I wonder, for the diffusion equation in the form:
$$\frac{\partial}{\partial t} T = \nabla\cdot(\alpha \nabla T)$$
let say, that I want to solve this on a ball. Assuming that $f$ is spherically symmetric, then $f=f(r)$ and the above equation reduces to
$$\frac{\partial}{\partial t} T = \frac{1}{r^2}\frac{\partial}{\partial r}\left(r^2 \alpha(r) \frac{\partial T}{\partial r}\right)$$
But I can also think about the problem in a different way, because the function depends only on radial direction, I can "forget" all lateral directions and treat the problem 1 dimensionally, but then the diffusion equation would look like:
$$\frac{\partial}{\partial t} T = \frac{\partial}{\partial x}\left( \alpha(x) \frac{\partial T}{\partial x}\right)$$
In this post, it was shown that if one defines $\Gamma(t,r) \equiv \frac{T}{r}$ I can get the form from spherical coordinates to look like the 1 dimensional version.
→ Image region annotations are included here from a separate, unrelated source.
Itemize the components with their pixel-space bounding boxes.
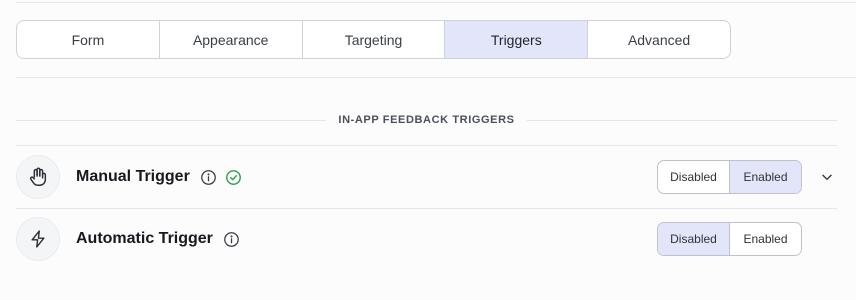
header-line-left	[16, 119, 327, 121]
check-circle-icon	[225, 169, 242, 186]
manual-trigger-row: Manual Trigger Disabled Enabled	[16, 146, 837, 208]
manual-trigger-toggle: Disabled Enabled	[657, 160, 802, 194]
automatic-trigger-row: Automatic Trigger Disabled Enabled	[16, 208, 837, 270]
chevron-down-icon[interactable]	[817, 167, 837, 187]
info-icon[interactable]	[223, 231, 240, 248]
enabled-option[interactable]: Enabled	[730, 223, 801, 255]
disabled-option[interactable]: Disabled	[658, 161, 730, 193]
tab-appearance[interactable]: Appearance	[160, 21, 303, 58]
section-divider	[16, 77, 856, 78]
hand-icon	[16, 155, 60, 199]
tab-form[interactable]: Form	[17, 21, 160, 58]
disabled-option[interactable]: Disabled	[658, 223, 730, 255]
trigger-label: Manual Trigger	[76, 168, 190, 185]
triggers-settings-page: Form Appearance Targeting Triggers Advan…	[0, 0, 856, 300]
enabled-option[interactable]: Enabled	[730, 161, 801, 193]
header-line-right	[526, 119, 837, 121]
automatic-trigger-toggle: Disabled Enabled	[657, 222, 802, 256]
tab-triggers[interactable]: Triggers	[445, 21, 589, 58]
section-header: IN-APP FEEDBACK TRIGGERS	[16, 110, 837, 130]
section-title: IN-APP FEEDBACK TRIGGERS	[338, 114, 515, 126]
trigger-label: Automatic Trigger	[76, 230, 213, 247]
tab-targeting[interactable]: Targeting	[303, 21, 446, 58]
info-icon[interactable]	[200, 169, 217, 186]
top-divider	[16, 2, 856, 3]
settings-tabs: Form Appearance Targeting Triggers Advan…	[16, 20, 731, 59]
tab-advanced[interactable]: Advanced	[588, 21, 730, 58]
lightning-icon	[16, 217, 60, 261]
But I cannot reconcile the meaning of that. Because, if I solve both equations, in one case I get $T(t,x) = f(t,x)$ in the other I get $T(t,r)=r\Gamma(t,r)$ but the $\Gamma(t,r)$ is also $\Gamma(t,r) = f(t,r)$ and thus $T(t,r)=r f(t,r)$. But $r$ and $x$ are just notations, so I recast the second result in even more suggestive form: $T(t,x) = x f(t,x)$ and I got two different solutions.